The one thing I'll say though is to take the time to disassemble the keg when cleaning and sanitizing, including the in and out posts. It really is easy especially with a deep socket. Also have a couple replacement gasket sets (lid o-ring, post o-rings, dip tube o-rings) and maybe even a poppet. That way you'll never be tempted to leave one on there that really should be replaced. 

And I can't stress this one enough: *If you buy multiple kegs, keep the lids, poppets, posts, etc. with the keg they came from! *There are a lot of kegs out there, and even the same part from another Spartanburg II or whatever may not work perfectly on a similar keg. They'll leak as often as not (meaning either empty keg and full floor in the morning or empty CO2 tank). I use a set of plastic beer cups (naturally) from our local festivals. They sit into the keg's opening but don't fall in due to their size at the top. When sanitizing or cleaning multiple kegs, put the parts from a keg into a cup, pour in sanitizer, and put the cup into the keg opening and the lid rests on top of that. 

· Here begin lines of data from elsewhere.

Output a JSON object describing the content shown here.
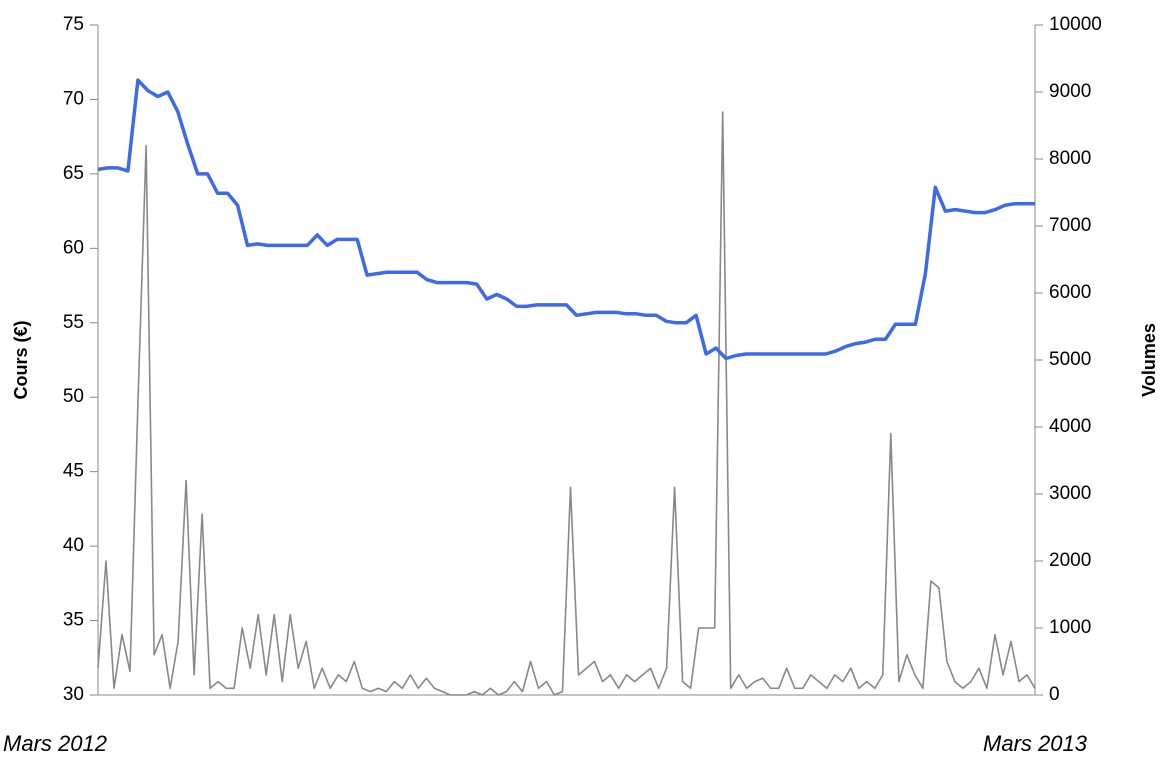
{
  "chart_data": {
    "type": "line",
    "y_label": "Cours (€)",
    "y2_label": "Volumes",
    "x_labels": [
      "Mars 2012",
      "Mars  2013"
    ],
    "ylim": [
      30,
      75
    ],
    "yticks": [
      30,
      35,
      40,
      45,
      50,
      55,
      60,
      65,
      70,
      75
    ],
    "y2lim": [
      0,
      10000
    ],
    "y2ticks": [
      0,
      1000,
      2000,
      3000,
      4000,
      5000,
      6000,
      7000,
      8000,
      9000,
      10000
    ],
    "series": [
      {
        "name": "Cours",
        "color": "#3d6ae8",
        "axis": "y",
        "values": [
          65.3,
          65.4,
          65.4,
          65.2,
          71.3,
          70.6,
          70.2,
          70.5,
          69.2,
          67.0,
          65.0,
          65.0,
          63.7,
          63.7,
          62.9,
          60.2,
          60.3,
          60.2,
          60.2,
          60.2,
          60.2,
          60.2,
          60.9,
          60.2,
          60.6,
          60.6,
          60.6,
          58.2,
          58.3,
          58.4,
          58.4,
          58.4,
          58.4,
          57.9,
          57.7,
          57.7,
          57.7,
          57.7,
          57.6,
          56.6,
          56.9,
          56.6,
          56.1,
          56.1,
          56.2,
          56.2,
          56.2,
          56.2,
          55.5,
          55.6,
          55.7,
          55.7,
          55.7,
          55.6,
          55.6,
          55.5,
          55.5,
          55.1,
          55.0,
          55.0,
          55.5,
          52.9,
          53.3,
          52.6,
          52.8,
          52.9,
          52.9,
          52.9,
          52.9,
          52.9,
          52.9,
          52.9,
          52.9,
          52.9,
          53.1,
          53.4,
          53.6,
          53.7,
          53.9,
          53.9,
          54.9,
          54.9,
          54.9,
          58.3,
          64.1,
          62.5,
          62.6,
          62.5,
          62.4,
          62.4,
          62.6,
          62.9,
          63.0,
          63.0,
          63.0
        ]
      },
      {
        "name": "Volumes",
        "color": "#888888",
        "axis": "y2",
        "values": [
          400,
          2000,
          100,
          900,
          350,
          4400,
          8200,
          600,
          900,
          100,
          800,
          3200,
          300,
          2700,
          100,
          200,
          100,
          100,
          1000,
          400,
          1200,
          300,
          1200,
          200,
          1200,
          400,
          800,
          100,
          400,
          100,
          300,
          200,
          500,
          100,
          50,
          100,
          50,
          200,
          100,
          300,
          100,
          250,
          100,
          50,
          0,
          0,
          0,
          50,
          0,
          100,
          0,
          50,
          200,
          50,
          500,
          100,
          200,
          0,
          50,
          3100,
          300,
          400,
          500,
          200,
          300,
          100,
          300,
          200,
          300,
          400,
          100,
          400,
          3100,
          200,
          100,
          1000,
          1000,
          1000,
          8700,
          100,
          300,
          100,
          200,
          250,
          100,
          100,
          400,
          100,
          100,
          300,
          200,
          100,
          300,
          200,
          400,
          100,
          200,
          100,
          300,
          3900,
          200,
          600,
          300,
          100,
          1700,
          1600,
          500,
          200,
          100,
          200,
          400,
          100,
          900,
          300,
          800,
          200,
          300,
          100
        ]
      }
    ]
  }
}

And lastly if you're using bleach to sanitize it's time to upgrade to Star San, at least for the kegs.


----------



## GaSteve (Apr 28, 2004)

Thanks for the great info. Force carbonation sounds great especially if it means less sediment. I can't wait to get started. A couple more questions.

I've read where you can fill your CO2 bottles at a welding supply house. Given all gas is allowed some contaminants, do I need to look for a "food grade" CO2? Can I just pick up a CO2 tank and a regulator downtown like I would a tank of acetylene?

I currently use the Iodine sanitizer -- Iodophor I think it's called. Is Star San better?

Do most folks run the gas line through the fridge or just charge it when the flow is weak?


----------



## Ben Brewcat (Oct 27, 2004)

Just regular ole CO2. Typically you actually exchange tanks rather than refill them, can be a heartbreaker for folks who just bought this shiny new CO2 tank . 

Iodophor is phine. I've never been quite comfortable with the no-rinse thing with iodone, though I know it's not significant. But it can have this bloodlike flavor. It's effective though and won't eat stainless like bleach. I just happen to be personally partial to Star San for no flavor, drinkable, no rinse, and very environmentally friendly. Stuff's miraculous. 

You can charge up when needed or keep on live pressure, doesn't matter. Technically the carbonation level will fluctuate a bit with the on-and-off, but not enough you'd ever really notice. If you want it more carbonated, turn up the PSI and shake the keg a couple times, voila. Not having live pressure on also helps a lot if you do develop a leak .


----------